The rest of the book is clear and legible in some parts, but hasty in others. It is quite clear when it deals with truth functional logic, but hasty when it comes to consistency of first order logic, and over-hasty when it explains undecidability. It would be boring (for me) to point to the details right now.

Given that there are books which explain the whole subject with greater clarity and precision, I would not recommend this book to any serious reader or buyer.

Rating: 2
Summary: many mistakes, little rigour
Comment: I found this book terribly disappointing. Contrary to what the reviews in the backcover say, it is not at all "painless" to read nor does Hunter provide "numerous excercises". Excercises are indeed scarce (less anyway than what many standard texts introducing mathematical logic include); as regards painfulness, the reasoning in the book is at crucial points enthymematic, something highly disturbing for the beginner. The book also contains mistakes. For instance, on page 153, after the definitions of satisfaction and satisfiability, we read: "VvA is satisfiable for an interpretation I iff A is satisfiable for the same interpretation". But no meaning was previously attached to the expression "satisfiable for interpretation I", but only the usual definitions of "satisfaction for interpretation I" and "satisfiable" (simpliciter). Another example: there is a mistake in case 3 of the induction step of the proof of theorem 40.12, p. 156: the phrase that begins in the first line and ends in the third states something true of A but not relevant: what we need to prove is that the same holds for B, in order to apply the inductive hypothesis. Also, while the Basis of the proof of the same theorem should have employed induction on the number of function symbols, it just appeals to an "intuitive" explanation.

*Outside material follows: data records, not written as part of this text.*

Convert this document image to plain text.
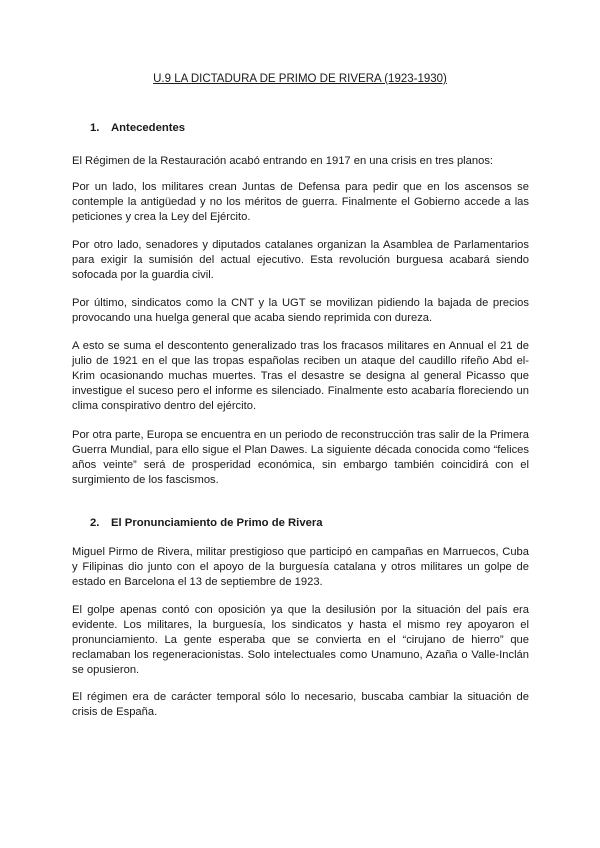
U.9 LA DICTADURA DE PRIMO DE RIVERA (1923-1930)
1. Antecedentes
El Régimen de la Restauración acabó entrando en 1917 en una crisis en tres planos:
Por un lado, los militares crean Juntas de Defensa para pedir que en los ascensos se contemple la antigüedad y no los méritos de guerra. Finalmente el Gobierno accede a las peticiones y crea la Ley del Ejército.
Por otro lado, senadores y diputados catalanes organizan la Asamblea de Parlamentarios para exigir la sumisión del actual ejecutivo. Esta revolución burguesa acabará siendo sofocada por la guardia civil.
Por último, sindicatos como la CNT y la UGT se movilizan pidiendo la bajada de precios provocando una huelga general que acaba siendo reprimida con dureza.
A esto se suma el descontento generalizado tras los fracasos militares en Annual el 21 de julio de 1921 en el que las tropas españolas reciben un ataque del caudillo rifeño Abd el-Krim ocasionando muchas muertes. Tras el desastre se designa al general Picasso que investigue el suceso pero el informe es silenciado. Finalmente esto acabaría floreciendo un clima conspirativo dentro del ejército.
Por otra parte, Europa se encuentra en un periodo de reconstrucción tras salir de la Primera Guerra Mundial, para ello sigue el Plan Dawes. La siguiente década conocida como “felices años veinte” será de prosperidad económica, sin embargo también coincidirá con el surgimiento de los fascismos.
2. El Pronunciamiento de Primo de Rivera
Miguel Pirmo de Rivera, militar prestigioso que participó en campañas en Marruecos, Cuba y Filipinas dio junto con el apoyo de la burguesía catalana y otros militares un golpe de estado en Barcelona el 13 de septiembre de 1923.
El golpe apenas contó con oposición ya que la desilusión por la situación del país era evidente. Los militares, la burguesía, los sindicatos y hasta el mismo rey apoyaron el pronunciamiento. La gente esperaba que se convierta en el “cirujano de hierro” que reclamaban los regeneracionistas. Solo intelectuales como Unamuno, Azaña o Valle-Inclán se opusieron.
El régimen era de carácter temporal sólo lo necesario, buscaba cambiar la situación de crisis de España.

There are also mistakes and misprints on page 199, in the proof-sketch of theorem 47.2. And at some other places as well.
The very same sketchy (or cursory) character of the whole book makes it unsuitable for the beginner and unhelpful for the specialist.

Rating: 5
Summary: Forget "Godel Escher Bach", read "Metalogic"!
Comment: I feel compelled to write this review because I disagree utterly with the previous reviewer. This is a fantastic book! I have no specialist training in logic, but I found "Metalogic" to be a clear, interesting, well-written and definitely "painless" text. I highly recommend this book as an introduction to metalogic; in fact, I would recommend it in preference to the other popular text on metalogic, the brilliant "Godel Escher Bach". Whereas "Godel Escher Bach" introduces the field of metalogic using allegories, parables, illustrations and copious references to turtles, "Metalogic" introduces it using clear, simple arguments and gentle, step-by-step explanations.

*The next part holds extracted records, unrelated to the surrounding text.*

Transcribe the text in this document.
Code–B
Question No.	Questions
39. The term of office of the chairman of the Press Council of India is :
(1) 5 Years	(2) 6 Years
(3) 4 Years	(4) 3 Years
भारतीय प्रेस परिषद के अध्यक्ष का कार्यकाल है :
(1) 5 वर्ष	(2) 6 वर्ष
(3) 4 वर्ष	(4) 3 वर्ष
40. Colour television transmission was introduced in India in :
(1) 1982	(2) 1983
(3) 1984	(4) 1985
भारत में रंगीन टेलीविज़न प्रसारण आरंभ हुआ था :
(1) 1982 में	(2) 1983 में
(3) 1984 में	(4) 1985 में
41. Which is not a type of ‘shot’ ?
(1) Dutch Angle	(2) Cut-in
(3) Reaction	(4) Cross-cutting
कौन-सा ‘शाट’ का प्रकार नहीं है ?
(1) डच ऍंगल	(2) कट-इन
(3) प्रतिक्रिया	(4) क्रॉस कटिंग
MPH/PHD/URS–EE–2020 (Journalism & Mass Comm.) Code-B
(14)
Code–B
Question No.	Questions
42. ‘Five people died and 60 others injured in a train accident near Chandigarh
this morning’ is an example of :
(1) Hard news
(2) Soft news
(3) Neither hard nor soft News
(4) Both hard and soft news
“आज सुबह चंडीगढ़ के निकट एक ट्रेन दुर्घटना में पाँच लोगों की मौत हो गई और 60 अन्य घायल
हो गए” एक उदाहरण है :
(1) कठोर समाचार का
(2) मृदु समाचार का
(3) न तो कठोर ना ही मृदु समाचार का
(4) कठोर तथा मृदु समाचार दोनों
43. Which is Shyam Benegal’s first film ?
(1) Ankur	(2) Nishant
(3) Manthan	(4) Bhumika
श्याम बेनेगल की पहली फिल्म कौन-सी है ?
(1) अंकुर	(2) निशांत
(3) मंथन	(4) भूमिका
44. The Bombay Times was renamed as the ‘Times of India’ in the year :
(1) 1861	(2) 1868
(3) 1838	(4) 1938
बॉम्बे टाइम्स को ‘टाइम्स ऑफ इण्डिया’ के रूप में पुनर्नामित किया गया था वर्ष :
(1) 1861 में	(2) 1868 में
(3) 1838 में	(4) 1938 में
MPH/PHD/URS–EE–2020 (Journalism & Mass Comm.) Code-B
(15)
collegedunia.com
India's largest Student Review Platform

A quote from the preface: "Many elementary logic books stop just where the subject gets interesting. This book starts at that point and goes through the interesting parts...." Many of us who have struggled through the dry and boring foundations of elementary logic have become aware that not all logic is as tedious as the foundations. Beyond elementary logic lies a fascinating world inhabited by the paradoxes of Bertrand Russell, the counterintuitive proofs of Turing, Church and Godel, and the mindboggling infinite sets of Cantor. The problem is, just where logic becomes interesting, it also becomes unattainable to the average Joe. "Metalogic" undertakes to introduces this field to those without the specialist training that is normally required, and it succeeds admirably.